Never has agency staffing been more ‘front of mind’.
Today’s CQC report is an important one, and I shall take some time to have a deeper delve, but I do feel immediately compelled to raise an issue. ‘Agency’ staff perform a vital role:
- staffing for the unexpected is simply not feasible when budgets are a massive issue – bank and temporary staff are one answer to this, and generally cheaper than than keeping an extra full time team member- Murphy’s Law has it that you may well need two extra staff at one time anyway.
- wages are being increasingly capped. Extra shifts here and there may not be desirable, but are a fact of life for care staff when wages are so low.
- people rarely compare like with like when looking at agency staff costs. They see that regular staff are paid x per hour. We then see that see agencies charge 3x or 4x assuming that they are creaming off a lot of money. The reality is that regular staff don’t just cost their hourly rate – add national insurance, holiday pay, training costs before comparison. Agencies have a person there all of the time, even when they’re not sorting out staff for care units, which is where much of their costs arise.

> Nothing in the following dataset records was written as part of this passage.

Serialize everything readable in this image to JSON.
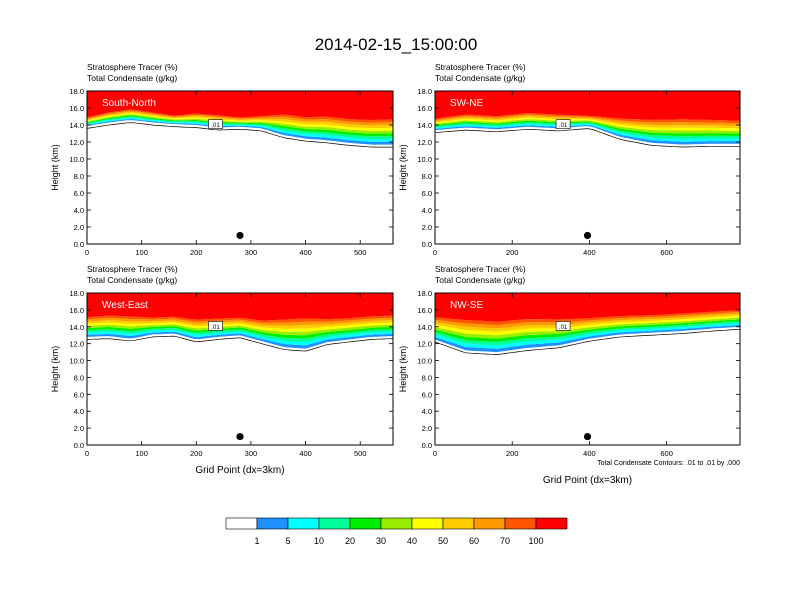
{
  "chart_data": {
    "type": "heatmap",
    "title": "2014-02-15_15:00:00",
    "variables": {
      "fill": "Stratosphere Tracer   (%)",
      "contour": "Total Condensate   (g/kg)"
    },
    "ylabel": "Height (km)",
    "xlabel": "Grid Point (dx=3km)",
    "ylim": [
      0,
      18
    ],
    "yticks": [
      "0.0",
      "2.0",
      "4.0",
      "6.0",
      "8.0",
      "10.0",
      "12.0",
      "14.0",
      "16.0",
      "18.0"
    ],
    "contour_info": "Total Condensate Contours: .01 to .01 by .000",
    "contour_label": ".01",
    "panels": [
      {
        "name": "South-North",
        "xlim": [
          0,
          560
        ],
        "xticks": [
          "0",
          "100",
          "200",
          "300",
          "400",
          "500"
        ],
        "xtick_values": [
          0,
          100,
          200,
          300,
          400,
          500
        ],
        "marker_x": 280,
        "profile": {
          "x": [
            0,
            40,
            80,
            120,
            160,
            200,
            240,
            280,
            320,
            360,
            400,
            440,
            480,
            520,
            560
          ],
          "top_km": [
            15.0,
            15.6,
            16.0,
            15.6,
            15.2,
            15.5,
            15.3,
            15.0,
            15.2,
            15.5,
            15.2,
            15.3,
            15.0,
            14.9,
            15.0
          ],
          "base_km": [
            13.9,
            14.3,
            14.6,
            14.3,
            14.1,
            14.0,
            13.7,
            13.8,
            13.6,
            12.8,
            12.4,
            12.2,
            11.9,
            11.7,
            11.7
          ]
        }
      },
      {
        "name": "SW-NE",
        "xlim": [
          0,
          790
        ],
        "xticks": [
          "0",
          "200",
          "400",
          "600"
        ],
        "xtick_values": [
          0,
          200,
          400,
          600
        ],
        "marker_x": 395,
        "profile": {
          "x": [
            0,
            80,
            160,
            240,
            320,
            400,
            480,
            560,
            640,
            720,
            790
          ],
          "top_km": [
            14.9,
            15.4,
            15.2,
            15.6,
            15.4,
            15.2,
            15.0,
            14.9,
            15.0,
            14.9,
            14.8
          ],
          "base_km": [
            13.4,
            13.7,
            13.5,
            13.8,
            13.6,
            13.9,
            12.6,
            11.9,
            11.7,
            11.8,
            11.8
          ]
        }
      },
      {
        "name": "West-East",
        "xlim": [
          0,
          560
        ],
        "xticks": [
          "0",
          "100",
          "200",
          "300",
          "400",
          "500"
        ],
        "xtick_values": [
          0,
          100,
          200,
          300,
          400,
          500
        ],
        "marker_x": 280,
        "profile": {
          "x": [
            0,
            40,
            80,
            120,
            160,
            200,
            240,
            280,
            320,
            360,
            400,
            440,
            480,
            520,
            560
          ],
          "top_km": [
            15.4,
            15.6,
            15.5,
            15.3,
            15.4,
            15.1,
            15.2,
            15.3,
            15.0,
            15.2,
            15.4,
            15.2,
            15.3,
            15.5,
            15.6
          ],
          "base_km": [
            12.8,
            12.9,
            12.6,
            13.1,
            13.2,
            12.5,
            12.8,
            13.0,
            12.3,
            11.6,
            11.4,
            12.2,
            12.5,
            12.8,
            12.9
          ]
        }
      },
      {
        "name": "NW-SE",
        "xlim": [
          0,
          790
        ],
        "xticks": [
          "0",
          "200",
          "400",
          "600"
        ],
        "xtick_values": [
          0,
          200,
          400,
          600
        ],
        "marker_x": 395,
        "profile": {
          "x": [
            0,
            80,
            160,
            240,
            320,
            400,
            480,
            560,
            640,
            720,
            790
          ],
          "top_km": [
            15.4,
            15.2,
            15.0,
            15.3,
            15.2,
            15.3,
            15.5,
            15.6,
            15.8,
            16.0,
            16.2
          ],
          "base_km": [
            12.5,
            11.2,
            11.0,
            11.5,
            11.8,
            12.6,
            13.1,
            13.3,
            13.5,
            13.8,
            14.0
          ]
        }
      }
    ],
    "legend": {
      "placement": "bottom-center",
      "labels": [
        "1",
        "5",
        "10",
        "20",
        "30",
        "40",
        "50",
        "60",
        "70",
        "100"
      ],
      "colors": [
        "#ffffff",
        "#1e90ff",
        "#00ffff",
        "#00ff99",
        "#00ee00",
        "#99ee00",
        "#ffff00",
        "#ffcc00",
        "#ff9900",
        "#ff5500",
        "#ff0000"
      ]
    }
  }
}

I contend that this reliance on temporary staff is not all bad. Good temporary staff can cross-fertilise good ideas from one place to another. And temporary work can keep good people in the care system who would otherwise leave due to the lack of scheduling flexibility in many places. And let’s tell it how it is: in well established, well oiled wards, new people are often excluded by what they perceive as ‘cliques’. Because things work well in those wards, improvement suggestions are rejected along with any other changes to working practise. Temporary staff are often a good way of ‘try before you buy’, decreasing the chances of high staff turnover and the accompanying costs. What makes a good care worker isn’t just qualifications and ability but empathy with patients and ability to work well with other team members – that’s not something that’s easily measurable, but staff turnover is costly.
The cost? Yes, the costs of agency staff are incredibly high, and the Care Locker seeks to change that very broken model.
But there are also other areas of cost that could easily be cut.
The Care Locker is just one start up in a sea of care and medical startups. My MP, John Redwood, very kindly introduced me to Mr Hunt, The Secretary of State for Health. Despite the stated Government aim, he referred me back to regional CCGs (Clinical Commissioning Groups).
I am sure I am no less passionate about The Care Locker than many of the other startups out there are about their own ideas and innovations – and I’ve seen some amazingly simple, useful innovations. So I’m not alone.
I am working my way through the CCGs as instructed- it gives me far more opportunities to succeed. But all the other start ups will be doing the same thing – surely a slow and wasteful system in itself? If one person could see them all, rate, review and share that information with a brief evaluation – enabling each CCG to proactively look at what they want to, rather than wasting time being hounded by each of us for their time – perhaps the speed and quality of change would be faster, both in terms of the start up ecosystem (which we need, as a society, to succeed, and, importantly, the improvements to health and social care.
Why is this an issue? There are 211 CCGs in the UK. Suppose I take an hour of each of their time (conservatively, as that assumes I get through to the right person, first time, and get a 30 minute meeting), that’s around six weeks of NHS paid time I’ve gobbled up – irrespective of the quality or viability of my service, and six weeks of my time. Multiply that out by all of the companies trying to deliver services and innovations, and I’d suggest that the purchasing process itself could be an area for massive savings!
So here’s my call:
- Consider that it’s the agency model rather than the use of invaluable temporary staff that ‘s the problem;
- Look at how we fail to engage efficiently with people who have the products, services and ideas with potential to help deliver a better, faster service.
The pace of change in healthcare is necessarily conservative, but currently means we are missing out: surely fixing the system is better than throwing the baby out with the bath water.